Reflecting on the work he did for Origin, Bowers said it affirmed for him “the deceptive simplicity of music that needs to underscore these heavy emotional and weighty ideas. There were so many sequences in that film where music has to tow the line of supporting heavy emotional information without making it feel melodramatic.” The music, he continued, could not demand too much attention, meaning he had to thread the needle in terms of the music having a subtle impact but not being too overtly impactful in order to best support the narrative.
One discipline informs another
Bowers observed that his experience as a director of short films has informed his work on TV and features as a composer.
“I can speak to directors with a bit more confidence now in terms of the shape of their story–what I might be inferring from watching something, understanding how they might be breaking up the story in terms of structure.”
Bowers said what he’s learned from the directorial/filmmaking space can only help him from a music creation standpoint. He is now better able to look at scoring a film from a different perspective–as part of what assorted aspects of the storytelling process are contributing to that effort. In turn, he can better see how the pace of the edit is affecting the story. “Should the music play with or against that?” he asked. “How much is sound design helping us feel a certain section of the story…I understand the moment in a different way.”
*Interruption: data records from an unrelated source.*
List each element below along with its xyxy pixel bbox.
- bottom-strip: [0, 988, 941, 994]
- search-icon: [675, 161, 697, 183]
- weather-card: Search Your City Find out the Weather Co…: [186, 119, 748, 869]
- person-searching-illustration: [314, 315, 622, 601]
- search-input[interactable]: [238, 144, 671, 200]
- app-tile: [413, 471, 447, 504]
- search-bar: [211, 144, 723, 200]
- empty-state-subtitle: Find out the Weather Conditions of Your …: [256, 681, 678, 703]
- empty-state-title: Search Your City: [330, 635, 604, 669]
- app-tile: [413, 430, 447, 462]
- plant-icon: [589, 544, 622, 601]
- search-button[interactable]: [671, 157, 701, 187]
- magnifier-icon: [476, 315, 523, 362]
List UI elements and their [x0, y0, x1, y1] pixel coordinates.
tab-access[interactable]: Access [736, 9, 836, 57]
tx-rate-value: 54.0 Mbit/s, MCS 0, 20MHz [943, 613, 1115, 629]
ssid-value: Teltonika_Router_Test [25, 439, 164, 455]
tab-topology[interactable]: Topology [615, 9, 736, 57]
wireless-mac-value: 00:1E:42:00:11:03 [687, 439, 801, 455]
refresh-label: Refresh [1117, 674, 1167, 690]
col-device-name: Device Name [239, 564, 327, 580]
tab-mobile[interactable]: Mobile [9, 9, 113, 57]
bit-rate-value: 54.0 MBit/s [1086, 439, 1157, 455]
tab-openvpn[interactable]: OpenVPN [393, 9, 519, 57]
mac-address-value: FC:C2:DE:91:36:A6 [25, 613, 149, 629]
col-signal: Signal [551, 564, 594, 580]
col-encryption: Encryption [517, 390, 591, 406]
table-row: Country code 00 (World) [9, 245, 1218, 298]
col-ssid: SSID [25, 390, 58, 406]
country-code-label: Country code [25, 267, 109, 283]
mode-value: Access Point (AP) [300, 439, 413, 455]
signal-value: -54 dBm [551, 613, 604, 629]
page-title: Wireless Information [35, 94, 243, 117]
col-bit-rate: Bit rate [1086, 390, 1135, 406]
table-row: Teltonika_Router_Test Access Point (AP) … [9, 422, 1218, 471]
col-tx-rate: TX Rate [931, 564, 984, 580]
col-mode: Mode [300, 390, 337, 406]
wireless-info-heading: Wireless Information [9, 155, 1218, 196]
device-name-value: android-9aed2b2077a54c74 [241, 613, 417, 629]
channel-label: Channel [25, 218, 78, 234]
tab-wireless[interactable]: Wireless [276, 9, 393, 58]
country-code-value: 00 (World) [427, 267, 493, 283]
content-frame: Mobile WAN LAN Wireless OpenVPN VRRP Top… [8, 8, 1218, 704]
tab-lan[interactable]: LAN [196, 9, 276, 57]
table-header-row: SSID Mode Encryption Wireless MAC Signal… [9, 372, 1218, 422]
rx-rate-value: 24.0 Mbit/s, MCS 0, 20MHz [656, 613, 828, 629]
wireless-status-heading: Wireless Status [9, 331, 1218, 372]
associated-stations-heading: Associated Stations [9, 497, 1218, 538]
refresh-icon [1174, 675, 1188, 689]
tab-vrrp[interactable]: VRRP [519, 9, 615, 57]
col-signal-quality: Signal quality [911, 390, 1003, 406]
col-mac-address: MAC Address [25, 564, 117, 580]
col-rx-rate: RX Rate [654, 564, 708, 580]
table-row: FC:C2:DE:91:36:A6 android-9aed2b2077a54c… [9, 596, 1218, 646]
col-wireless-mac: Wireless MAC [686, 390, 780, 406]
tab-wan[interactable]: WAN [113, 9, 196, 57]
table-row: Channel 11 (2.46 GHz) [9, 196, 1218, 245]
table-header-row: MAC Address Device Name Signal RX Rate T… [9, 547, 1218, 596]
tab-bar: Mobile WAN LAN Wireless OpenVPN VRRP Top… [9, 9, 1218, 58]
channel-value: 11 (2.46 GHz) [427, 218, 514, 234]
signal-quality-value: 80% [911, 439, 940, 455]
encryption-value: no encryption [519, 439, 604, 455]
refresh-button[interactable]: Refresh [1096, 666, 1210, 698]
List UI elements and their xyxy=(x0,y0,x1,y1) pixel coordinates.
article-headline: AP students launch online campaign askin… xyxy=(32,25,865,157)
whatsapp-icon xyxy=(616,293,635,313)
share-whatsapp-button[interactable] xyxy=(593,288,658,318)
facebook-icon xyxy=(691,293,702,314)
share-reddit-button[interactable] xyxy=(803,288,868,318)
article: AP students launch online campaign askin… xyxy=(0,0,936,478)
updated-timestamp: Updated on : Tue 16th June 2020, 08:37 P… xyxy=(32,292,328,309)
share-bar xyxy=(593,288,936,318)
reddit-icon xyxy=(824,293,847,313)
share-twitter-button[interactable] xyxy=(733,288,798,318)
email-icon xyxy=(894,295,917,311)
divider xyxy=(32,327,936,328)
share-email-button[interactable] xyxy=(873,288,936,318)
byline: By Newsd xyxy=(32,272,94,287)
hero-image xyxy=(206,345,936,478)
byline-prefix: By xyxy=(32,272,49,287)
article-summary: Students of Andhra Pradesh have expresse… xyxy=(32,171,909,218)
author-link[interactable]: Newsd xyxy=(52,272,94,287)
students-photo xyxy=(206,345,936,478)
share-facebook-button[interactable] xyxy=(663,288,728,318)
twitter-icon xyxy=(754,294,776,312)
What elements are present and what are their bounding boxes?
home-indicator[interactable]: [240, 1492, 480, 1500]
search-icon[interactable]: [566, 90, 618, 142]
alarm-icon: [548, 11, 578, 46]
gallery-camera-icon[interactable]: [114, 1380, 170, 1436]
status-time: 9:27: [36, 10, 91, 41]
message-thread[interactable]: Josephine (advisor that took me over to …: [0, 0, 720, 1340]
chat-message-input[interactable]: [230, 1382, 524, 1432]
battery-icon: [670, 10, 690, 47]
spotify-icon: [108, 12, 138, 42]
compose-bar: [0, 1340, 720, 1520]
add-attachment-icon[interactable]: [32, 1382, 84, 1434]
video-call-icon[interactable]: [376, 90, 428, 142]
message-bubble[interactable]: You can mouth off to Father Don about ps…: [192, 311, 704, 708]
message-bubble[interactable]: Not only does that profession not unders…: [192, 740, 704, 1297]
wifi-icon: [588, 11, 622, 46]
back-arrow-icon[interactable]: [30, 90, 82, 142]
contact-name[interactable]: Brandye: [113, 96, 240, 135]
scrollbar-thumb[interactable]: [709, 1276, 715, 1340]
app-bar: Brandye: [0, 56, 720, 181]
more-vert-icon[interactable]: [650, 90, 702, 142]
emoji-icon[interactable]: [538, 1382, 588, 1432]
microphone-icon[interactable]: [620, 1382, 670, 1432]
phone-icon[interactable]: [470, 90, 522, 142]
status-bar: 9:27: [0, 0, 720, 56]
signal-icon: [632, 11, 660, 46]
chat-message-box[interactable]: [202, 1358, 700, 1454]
That understanding runs deep as also reflected in Bowers’ other high-profile credits including features such as Green Book (a Best Picture Oscar winner) King Richard, Chevalier, Haunted Mansion and the upcoming Bob Marley: One Love. His additional TV endeavors include the Bridgerton spinoff Queen Charlotte as well as the Marvel limited series Secret Invasion.
(This is the eighth installment of a 16-part series with future installments of The Road To Oscar slated to run in the weekly SHOOT>e.dition, The SHOOT Dailies and on SHOOTonline.com, with select installments also in print issues. The series will appear weekly through the Academy Awards gala ceremony. Nominations for the 96th Academy Awards will be announced on January 23, 2024, The 96th Oscars will be held on Sunday, March 10, 2024.)